How does equity release work?
If you are over 55 and own your own home either outright or with most of the mortgage paid off, an equity release mortgage could enable you to use your property to supplement your finances.
Although owning a property outright has many benefits, there may be times when it’s more useful to have access to a sum of cash that’s available to spend. Equity release works by freeing up the money that would otherwise be tied up in the value of your home. You get to unlock some of the equity associated with your property, and instead of paying the money back, it is taken off the value of your home. Some arrangements also allow you to make repayments.
Types of equity release plan
There are two types of equity release plan to choose from, and we can offer independent advice on the pros and cons of both choices, for your own situation.
- A lifetime mortgage essentially involves remortgaging your home, taking out a loan that is secured on the value of your property. Unlike a conventional mortgage, an equity release mortgage doesn’t require you to make monthly repayments; instead, the loan, plus interest, is repaid in full at the end of the plan (usually on your death).

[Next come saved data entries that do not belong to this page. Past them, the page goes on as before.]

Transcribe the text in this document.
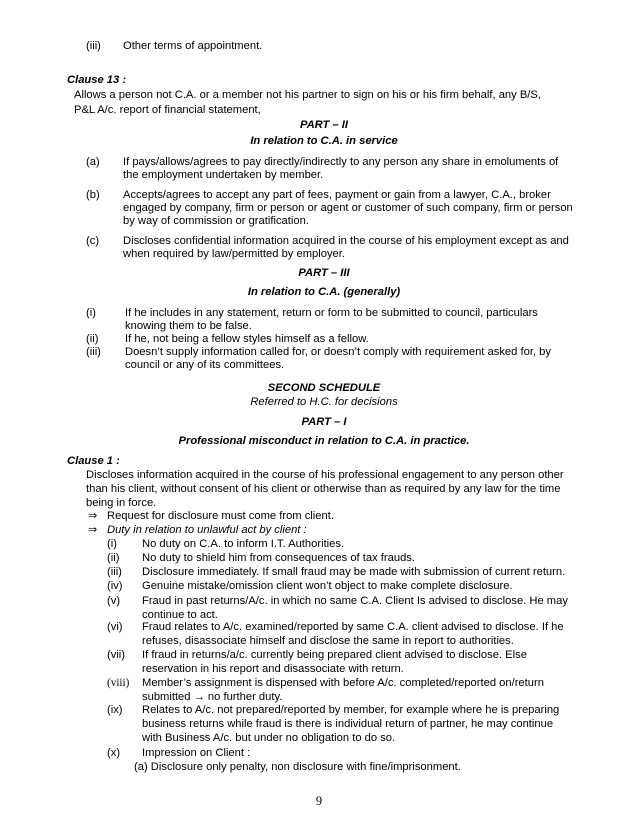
(iii) Other terms of appointment.
Clause 13 :
Allows a person not C.A. or a member not his partner to sign on his or his firm behalf, any B/S,
P&L A/c. report of financial statement,
PART – II
In relation to C.A. in service
(a) If pays/allows/agrees to pay directly/indirectly to any person any share in emoluments of
the employment undertaken by member.
(b) Accepts/agrees to accept any part of fees, payment or gain from a lawyer, C.A., broker
engaged by company, firm or person or agent or customer of such company, firm or person
by way of commission or gratification.
(c) Discloses confidential information acquired in the course of his employment except as and
when required by law/permitted by employer.
PART – III
In relation to C.A. (generally)
(i)	If he includes in any statement, return or form to be submitted to council, particulars
knowing them to be false.
(ii) If he, not being a fellow styles himself as a fellow.
(iii) Doesn’t supply information called for, or doesn’t comply with requirement asked for, by
council or any of its committees.
SECOND SCHEDULE
Referred to H.C. for decisions
PART – I
Professional misconduct in relation to C.A. in practice.
Clause 1 :
Discloses information acquired in the course of his professional engagement to any person other
than his client, without consent of his client or otherwise than as required by any law for the time
being in force.
⇒ Request for disclosure must come from client.
⇒ Duty in relation to unlawful act by client :
(i) No duty on C.A. to inform I.T. Authorities.
(ii) No duty to shield him from consequences of tax frauds.
(iii) Disclosure immediately. If small fraud may be made with submission of current return.
(iv) Genuine mistake/omission client won’t object to make complete disclosure.
(v) Fraud in past returns/A/c. in which no same C.A. Client Is advised to disclose. He may
continue to act.
(vi) Fraud relates to A/c. examined/reported by same C.A. client advised to disclose. If he
refuses, disassociate himself and disclose the same in report to authorities.
(vii) If fraud in returns/a/c. currently being prepared client advised to disclose. Else
reservation in his report and disassociate with return.
(viii) Member’s assignment is dispensed with before A/c. completed/reported on/return
submitted → no further duty.
(ix) Relates to A/c. not prepared/reported by member, for example where he is preparing
business returns while fraud is there is individual return of partner, he may continue
with Business A/c. but under no obligation to do so.
(x) Impression on Client :
(a) Disclosure only penalty, non disclosure with fine/imprisonment.
9
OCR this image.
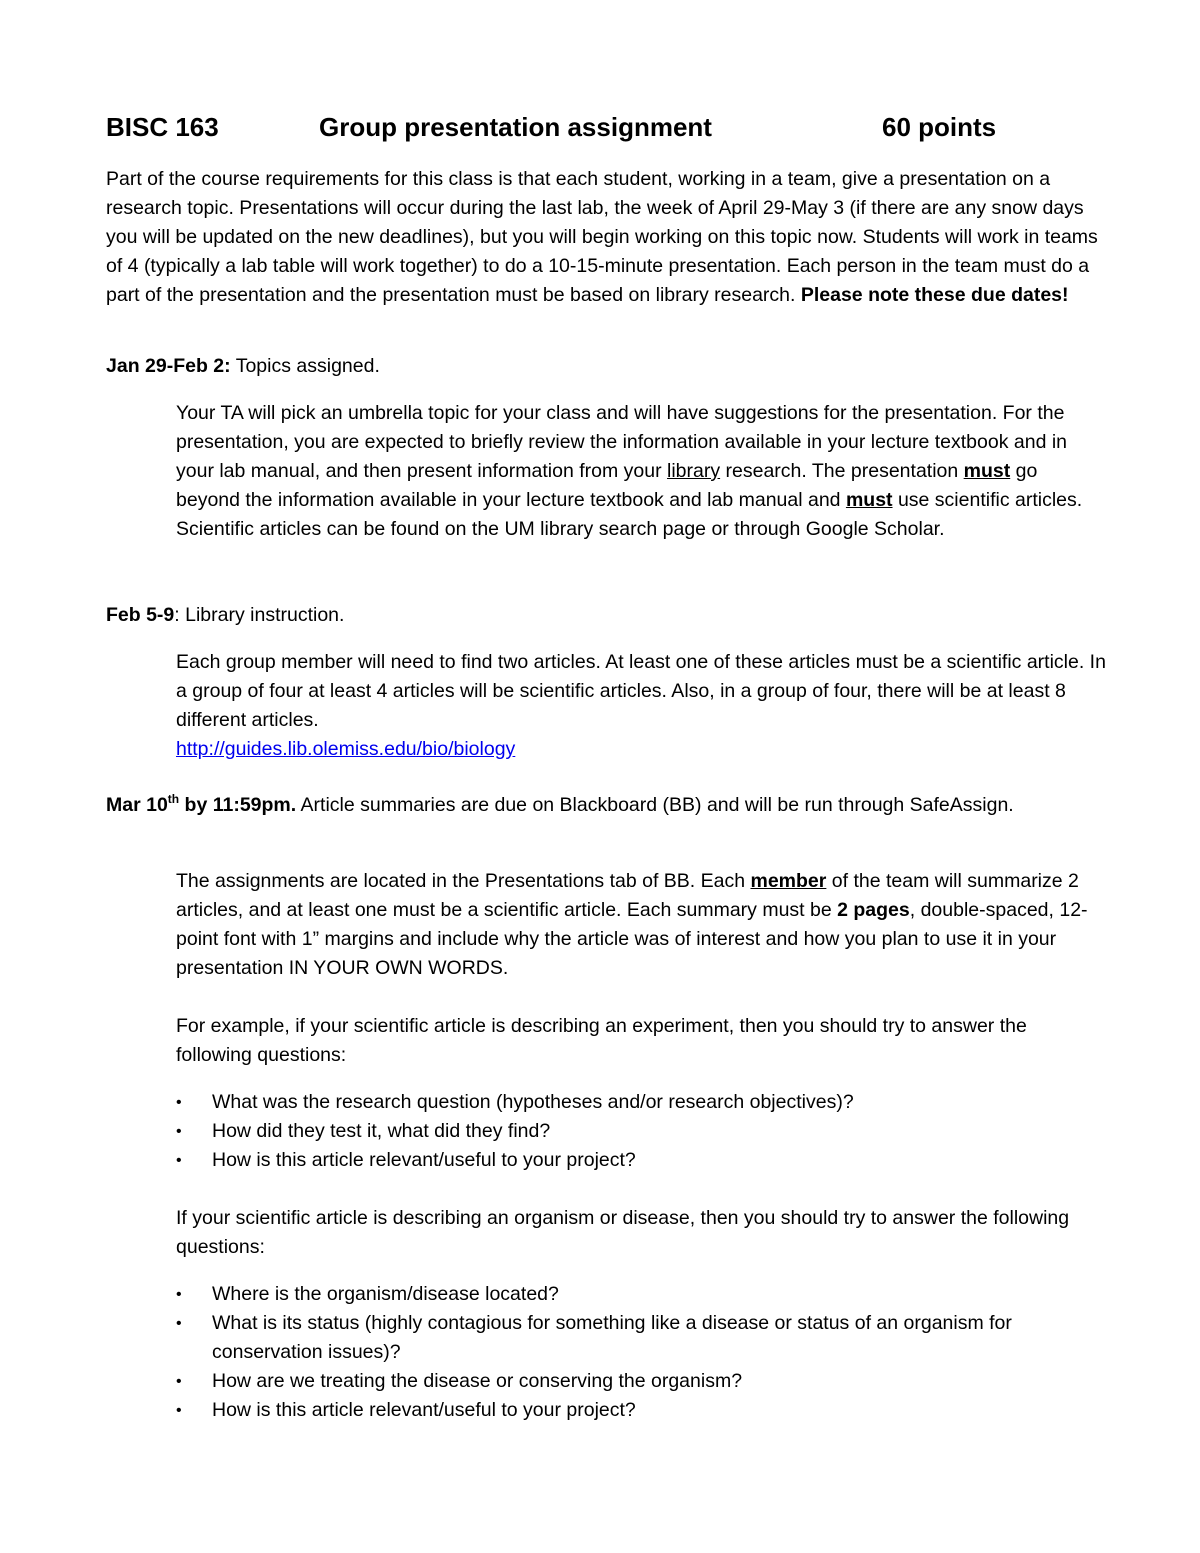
BISC 163	Group presentation assignment	60 points

Part of the course requirements for this class is that each student, working in a team, give a presentation on a research topic. Presentations will occur during the last lab, the week of April 29-May 3 (if there are any snow days you will be updated on the new deadlines), but you will begin working on this topic now. Students will work in teams of 4 (typically a lab table will work together) to do a 10-15-minute presentation. Each person in the team must do a part of the presentation and the presentation must be based on library research. Please note these due dates!

Jan 29-Feb 2: Topics assigned.

Your TA will pick an umbrella topic for your class and will have suggestions for the presentation. For the presentation, you are expected to briefly review the information available in your lecture textbook and in your lab manual, and then present information from your library research. The presentation must go beyond the information available in your lecture textbook and lab manual and must use scientific articles. Scientific articles can be found on the UM library search page or through Google Scholar.

Feb 5-9: Library instruction.

Each group member will need to find two articles. At least one of these articles must be a scientific article. In a group of four at least 4 articles will be scientific articles. Also, in a group of four, there will be at least 8 different articles.

http://guides.lib.olemiss.edu/bio/biology

Mar 10th by 11:59pm. Article summaries are due on Blackboard (BB) and will be run through SafeAssign.

The assignments are located in the Presentations tab of BB. Each member of the team will summarize 2 articles, and at least one must be a scientific article. Each summary must be 2 pages, double-spaced, 12-point font with 1” margins and include why the article was of interest and how you plan to use it in your presentation IN YOUR OWN WORDS.

For example, if your scientific article is describing an experiment, then you should try to answer the following questions:

• What was the research question (hypotheses and/or research objectives)?
• How did they test it, what did they find?
• How is this article relevant/useful to your project?

If your scientific article is describing an organism or disease, then you should try to answer the following questions:

• Where is the organism/disease located?
• What is its status (highly contagious for something like a disease or status of an organism for conservation issues)?
• How are we treating the disease or conserving the organism?
• How is this article relevant/useful to your project?
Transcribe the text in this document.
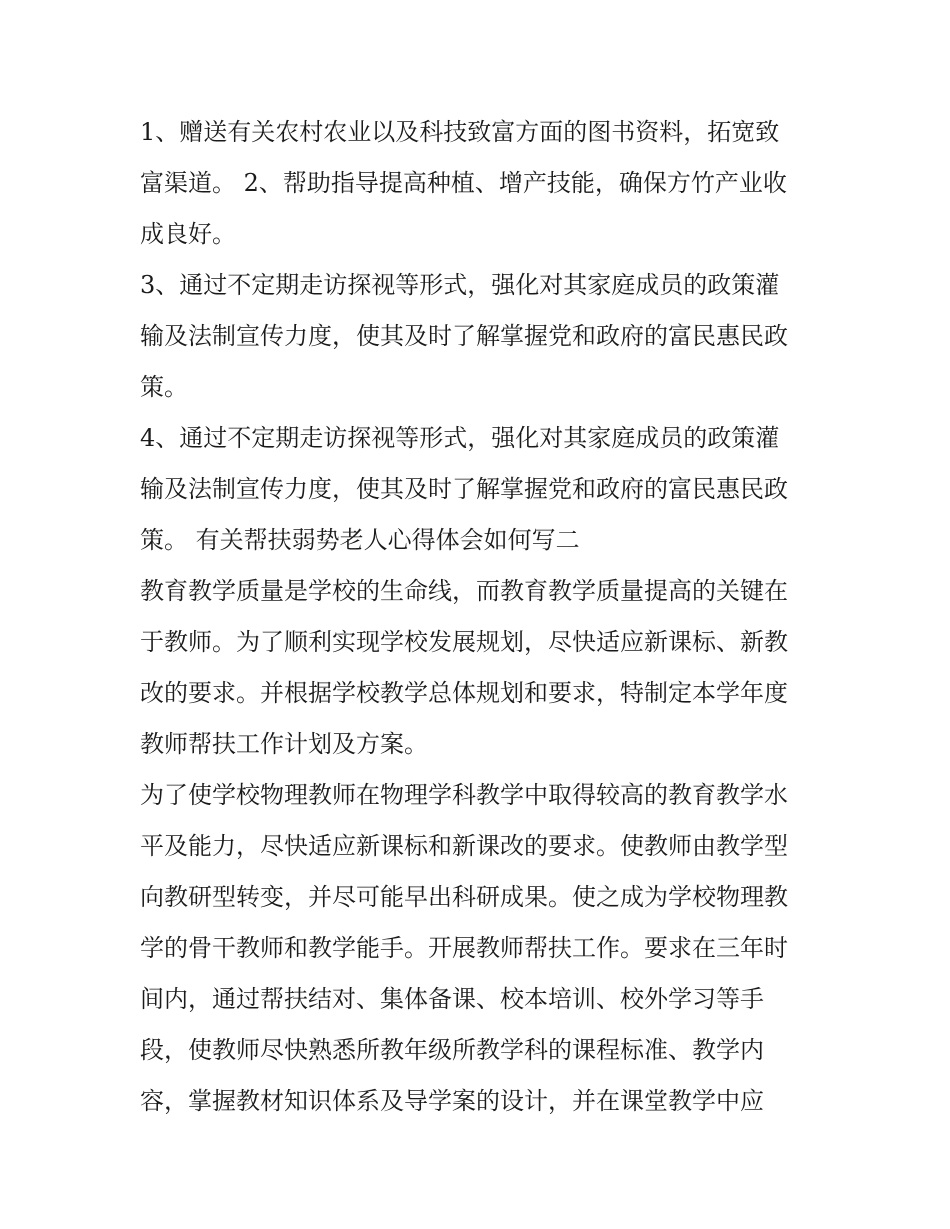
1、赠送有关农村农业以及科技致富方面的图书资料，拓宽致
富渠道。 2、帮助指导提高种植、增产技能，确保方竹产业收
成良好。

3、通过不定期走访探视等形式，强化对其家庭成员的政策灌
输及法制宣传力度，使其及时了解掌握党和政府的富民惠民政
策。

4、通过不定期走访探视等形式，强化对其家庭成员的政策灌
输及法制宣传力度，使其及时了解掌握党和政府的富民惠民政
策。 有关帮扶弱势老人心得体会如何写二

教育教学质量是学校的生命线，而教育教学质量提高的关键在
于教师。为了顺利实现学校发展规划，尽快适应新课标、新教
改的要求。并根据学校教学总体规划和要求，特制定本学年度
教师帮扶工作计划及方案。

为了使学校物理教师在物理学科教学中取得较高的教育教学水
平及能力，尽快适应新课标和新课改的要求。使教师由教学型
向教研型转变，并尽可能早出科研成果。使之成为学校物理教
学的骨干教师和教学能手。开展教师帮扶工作。要求在三年时
间内，通过帮扶结对、集体备课、校本培训、校外学习等手
段，使教师尽快熟悉所教年级所教学科的课程标准、教学内
容，掌握教材知识体系及导学案的设计，并在课堂教学中应
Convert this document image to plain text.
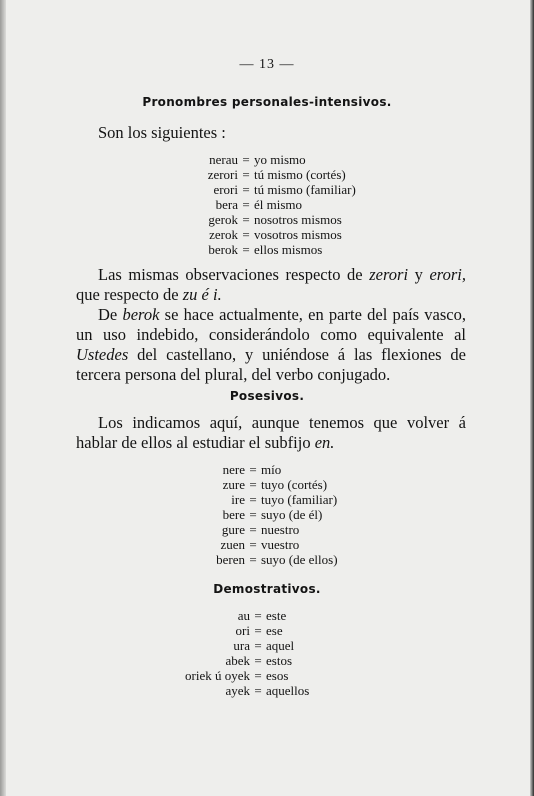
— 13 —
Pronombres personales-intensivos.
Son los siguientes :
nerau = yo mismo
zerori = tú mismo (cortés)
erori = tú mismo (familiar)
bera = él mismo
gerok = nosotros mismos
zerok = vosotros mismos
berok = ellos mismos
Las mismas observaciones respecto de zerori y erori, que respecto de zu é i.
De berok se hace actualmente, en parte del país vasco, un uso indebido, considerándolo como equivalente al Ustedes del castellano, y uniéndose á las flexiones de tercera persona del plural, del verbo conjugado.
Posesivos.
Los indicamos aquí, aunque tenemos que volver á hablar de ellos al estudiar el subfijo en.
nere = mío
zure = tuyo (cortés)
ire = tuyo (familiar)
bere = suyo (de él)
gure = nuestro
zuen = vuestro
beren = suyo (de ellos)
Demostrativos.
au = este
ori = ese
ura = aquel
abek = estos
oriek ú oyek = esos
ayek = aquellos
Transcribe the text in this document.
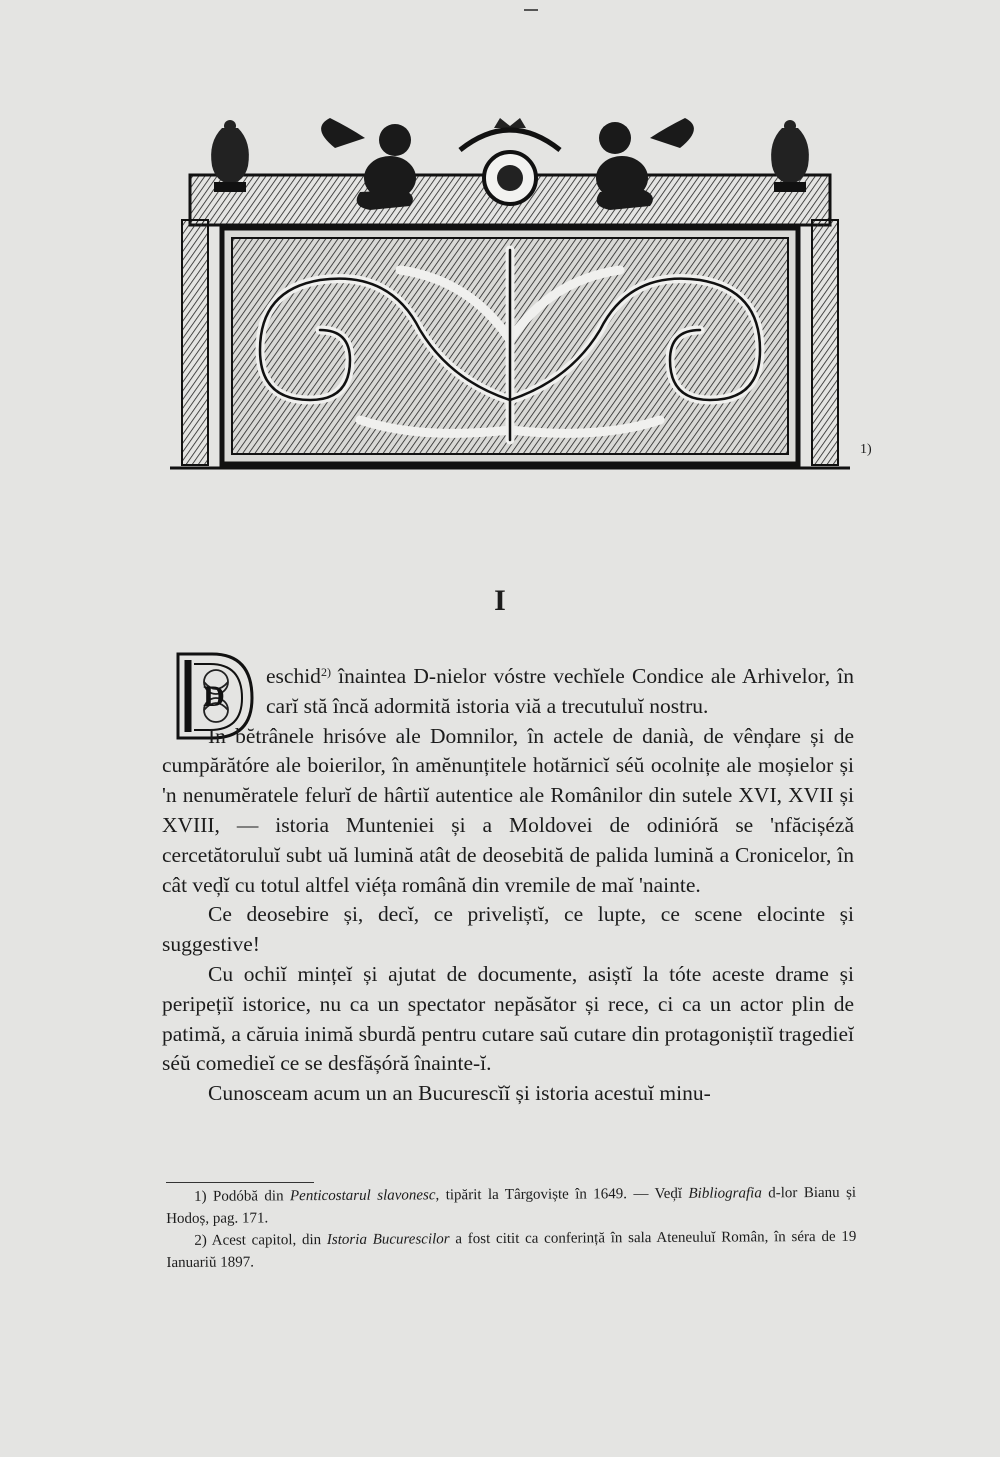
1)
I
D

eschid$^{2)}$ înaintea D-nielor vóstre vechĭele Condice ale Arhivelor, în carĭ stă încă adormită istoria viă a trecutuluĭ nostru.

In bĕtrânele hrisóve ale Domnilor, în actele de danià, de vênḑare și de cumpărătóre ale boierilor, în amĕnunțitele hotărnicĭ séŭ ocolnițe ale moșielor și 'n nenumĕratele felurĭ de hârtiĭ autentice ale Românilor din sutele XVI, XVII și XVIII, — istoria Munteniei și a Moldovei de odinióră se 'nfăcișézǎ cercetătoruluĭ subt uă lumină atât de deosebită de palida lumină a Cronicelor, în cât veḑĭ cu totul altfel viéța română din vremile de maĭ 'nainte.

Ce deosebire și, decĭ, ce priveliștĭ, ce lupte, ce scene elocinte și suggestive!

Cu ochiĭ mințeĭ și ajutat de documente, asiștĭ la tóte aceste drame și peripețiĭ istorice, nu ca un spectator nepăsător și rece, ci ca un actor plin de patimă, a căruia inimă sburdă pentru cutare saŭ cutare din protagoniștiĭ tragedieĭ séŭ comedieĭ ce se desfășóră înainte-ĭ.

Cunosceam acum un an Bucurescĭĭ și istoria acestuĭ minu-

1) Podóbă din Penticostarul slavonesc, tipărit la Târgoviște în 1649. — Veḑĭ Bibliografia d-lor Bianu și Hodoș, pag. 171.

2) Acest capitol, din Istoria Bucurescilor a fost citit ca conferință în sala Ateneuluĭ Român, în séra de 19 Ianuariŭ 1897.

- A home reversion plan lets you remain in your home rent-free (or for a nominal rent), for the rest of your life, but involves signing all or part of the property over to the lender. After your death, the property is sold and the lender can recoup their investment.
Things to consider
Equity release can be a good way to live comfortably through your retirement, while remaining in your own home. But like any form of borrowing, it requires careful consideration.
- There are some risks associated with a lifetime mortgage, so it is essential that you discuss these with a qualified equity release specialist.
- With any type of equity release, because your income (or savings) will go up after releasing the equity in your home, you may no longer be eligible for some means-tested benefits.
- Equity release involves using part of the value of your home, so the amount of money you have to leave to loved ones may be significantly less, and you may not be able to pass on your property after you die.
- Depending on your circumstances, alternatives such as selling your property and downsizing to a smaller home could provide a better solution.